The large steam yacht in the middle is Cyrus H. K. Curtis’s 228-foot Lyndonia II, built in 1920. Curtis was a native Mainer who founded a publishing empire that made him one of the richest men in America. The vessel had a crew of 39.
Photo courtesy Penobscot Marine Museum. PMM Image ID LB2007.1.106413.
It was a special occasion in Camden each summer when the Lyndonia returned. “A Salute to Lyndonia”, by Fred E. Crockett in the July 1964 issue of Down East Magazine, notes that around the 4th of July during the early 1900s, when he heard the Lyndonia’s whistle blow and saw the graceful yacht, he knew summer had officially begun in Camden.
In December 1906, the Chief Engineer of the Lyndonia, Albert B. Bennett, purchased approximately 10 acres with a house and barn across the road at 115 Elm Street (the current address of Cedar Crest Inn). Following the death of Bennett’s wife in 1916, he and his four sons and two daughters moved from Brewer, Maine into their new home on Elm Street. The Camden Inventory and Valuation of Property for 1916, page 97, shows Albert B. Bennett was assessed a real estate tax of $26 for his property at 115 Elm Street. The location was a quiet spot on the crest of Chestnut Street hill and the road had no continuation beyond this point.
Two years later in 1918, during the period when the second Lyndonia was being built, Bennett built the first of several small camp buildings. This was the beginning of Cedar Crest Camp. A post card to advertise his new business had the words CEDAR CREST OVERNIGHT CAMP faintly visible and on the back was written; “Camp No. 2, one room, four windows, two beds”.
In the spring of 1929, Bennett expanded Cedar Crest Cabins by building five new cabins, according to William’s History of Camden, page 449. A large cabin in the foreground had a screened-in porch. There was an outside water faucet for the largest cabin and all of the cabins faced northeast with a view of Mt. Battie and Mt. Megunticook. Another post card from the late 1920s depicts the name Cedar Crest Cabins and features the driveway leading to the “old office”. At the right of the driveway was the sign, CEDAR CREST OVERNIGHT CABINS and on the left side was a miniature figure of a man holding a GO SLOW sign, with Albert B. Bennett standing next to his new office. At this time Bennett had retired as Chief Engineer of the Lyndonia but the dark trousers, brass buckle and white shirt were all part of his ship uniform.

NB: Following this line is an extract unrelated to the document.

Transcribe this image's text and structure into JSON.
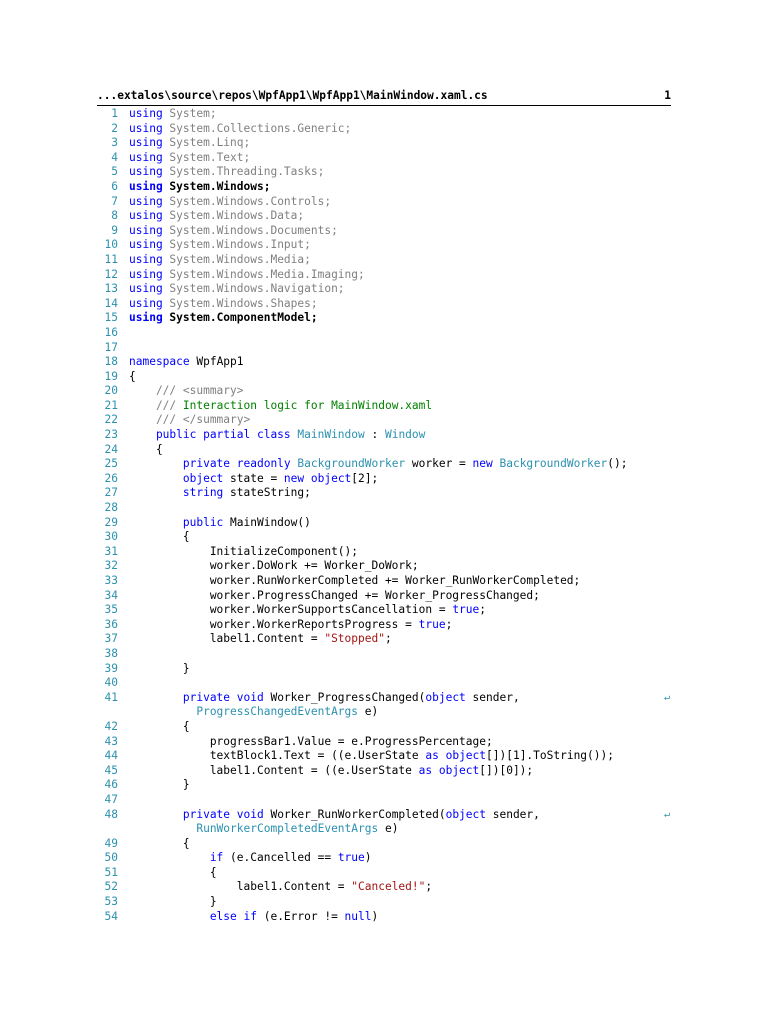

Cedar Crest Overnight Cabins were open from May 1 to November 1. According to old post cards from the 1920s and 1930s, the cabins had electric lights, a community kitchen and a 3-digit phone number for contact information. Albert B. Bennett died in 1948 at the age of 78, and at the time of his death, was planning on opening Cedar Crest cabins for another year. A 1949 survey of the Bennett property shows there were 9.4 acres, a house, barn and eight cabins.

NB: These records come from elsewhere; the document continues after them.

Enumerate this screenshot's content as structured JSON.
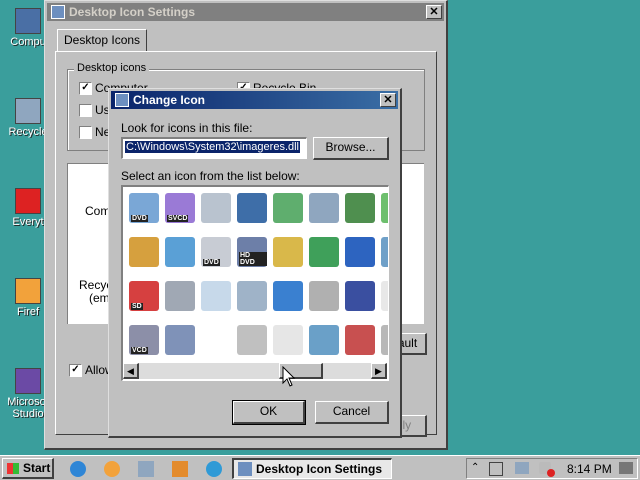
{
  "desktop": {
    "icons": [
      {
        "label": "Compu",
        "icon": "computer-icon"
      },
      {
        "label": "Recycle",
        "icon": "recycle-bin-icon"
      },
      {
        "label": "Everyt",
        "icon": "everything-icon"
      },
      {
        "label": "Firef",
        "icon": "firefox-icon"
      },
      {
        "label": "Microsof",
        "label2": "Studio",
        "icon": "visual-studio-icon"
      }
    ]
  },
  "parent_window": {
    "title": "Desktop Icon Settings",
    "tab": "Desktop Icons",
    "group_label": "Desktop icons",
    "checkboxes": [
      {
        "label": "Computer",
        "checked": true
      },
      {
        "label": "Us",
        "checked": false
      },
      {
        "label": "Ne",
        "checked": false
      },
      {
        "label": "Recycle Bin",
        "checked": true
      }
    ],
    "preview_labels": [
      "Comp",
      "Recyc",
      "(em"
    ],
    "allow_label": "Allow",
    "restore_default_fragment": "ault",
    "apply_fragment": "ply"
  },
  "dialog": {
    "title": "Change Icon",
    "look_label": "Look for icons in this file:",
    "file_path": "C:\\Windows\\System32\\imageres.dll",
    "browse_label": "Browse...",
    "select_label": "Select an icon from the list below:",
    "ok_label": "OK",
    "cancel_label": "Cancel",
    "icons": [
      {
        "name": "dvd-icon",
        "tag": "DVD"
      },
      {
        "name": "svcd-icon",
        "tag": "SVCD"
      },
      {
        "name": "disc-icon",
        "tag": ""
      },
      {
        "name": "monitor-icon",
        "tag": ""
      },
      {
        "name": "network-check-icon",
        "tag": ""
      },
      {
        "name": "recycle-bin-icon",
        "tag": ""
      },
      {
        "name": "screen-check-icon",
        "tag": ""
      },
      {
        "name": "check-icon",
        "tag": ""
      },
      {
        "name": "media-document-icon",
        "tag": ""
      },
      {
        "name": "music-note-icon",
        "tag": ""
      },
      {
        "name": "dvd-disc-icon",
        "tag": "DVD"
      },
      {
        "name": "hd-dvd-icon",
        "tag": "HD DVD"
      },
      {
        "name": "install-icon",
        "tag": ""
      },
      {
        "name": "sync-globe-icon",
        "tag": ""
      },
      {
        "name": "windows-flag-icon",
        "tag": ""
      },
      {
        "name": "network-icon",
        "tag": ""
      },
      {
        "name": "sd-card-icon",
        "tag": "SD"
      },
      {
        "name": "headphones-icon",
        "tag": ""
      },
      {
        "name": "cloud-icon",
        "tag": ""
      },
      {
        "name": "flower-icon",
        "tag": ""
      },
      {
        "name": "ie-icon",
        "tag": ""
      },
      {
        "name": "shortcut-icon",
        "tag": ""
      },
      {
        "name": "tools-icon",
        "tag": ""
      },
      {
        "name": "plus-icon",
        "tag": ""
      },
      {
        "name": "vcd-icon",
        "tag": "VCD"
      },
      {
        "name": "dvd-player-icon",
        "tag": ""
      },
      {
        "name": "blank-icon",
        "tag": ""
      },
      {
        "name": "cd-icon",
        "tag": ""
      },
      {
        "name": "document-icon",
        "tag": ""
      },
      {
        "name": "image-icon",
        "tag": ""
      },
      {
        "name": "photo-icon",
        "tag": ""
      },
      {
        "name": "drive-icon",
        "tag": ""
      }
    ]
  },
  "taskbar": {
    "start_label": "Start",
    "task_label": "Desktop Icon Settings",
    "clock": "8:14 PM",
    "quicklaunch": [
      "ie-icon",
      "firefox-icon",
      "network-icon",
      "media-icon",
      "globe-icon"
    ]
  },
  "colors": {
    "desktop": "#3a9e9c",
    "title_active": "#0a246a",
    "selection": "#0a246a"
  }
}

In 1949, Roger Brooks Converse and his wife, Phyllis K. Converse purchased Cedar Crest Cabins and Guest House following his military service. Over the following thirty-one years, Mr. and Mrs. Converse remodeled and expanded the business, which became Cedar Crest Motel, a familiar Camden landmark during these years. After her husband died in 1980, she sold the motel to her only daughter, Gypsie Underhill, wife of George Underhill and it grew to be known as the Cedar Crest Motel and Coffee Shop. The motel has always been well known for quality, affordable accommodations and housed a wonderfully inviting coffee shop located in the lower level of the first building. The coffee shop served thousands upon thousands of some of the finest home cooked breakfasts in eastern Maine. A local short-order cook named Rose was a fixture in the coffee shop for many years wielding her kitchen tools with impeccable timing and flare.
Business partners Bill Hahn and the Stephen Liberty purchased the Cedar Crest Motel in the spring of 2000. Among many improvements, the team moved the restaurant from the basement of Building 1 to the rear of the office in the original Bennet home in 2001. The restaurant expanded again in 2002 adding a three-season porch, a deck, and serving spirits, fresh seafood platters and live jazz performers every Friday evening. In 2008, the name was changed to Cedar Crest Inn as the rooms are more reminiscent of a New England inn than a chain-motel type room. At the same time, the restaurant gained its own identity by becoming Elm Street Grille.
In February of 2018, Jill and Ted Hugger purchased the Cedar Crest Inn from Bill Hahn and Stephen Liberty. Experienced inn operators, the Huggers also own and operate the renowned Cod Cove Inn in Edgecomb, Maine.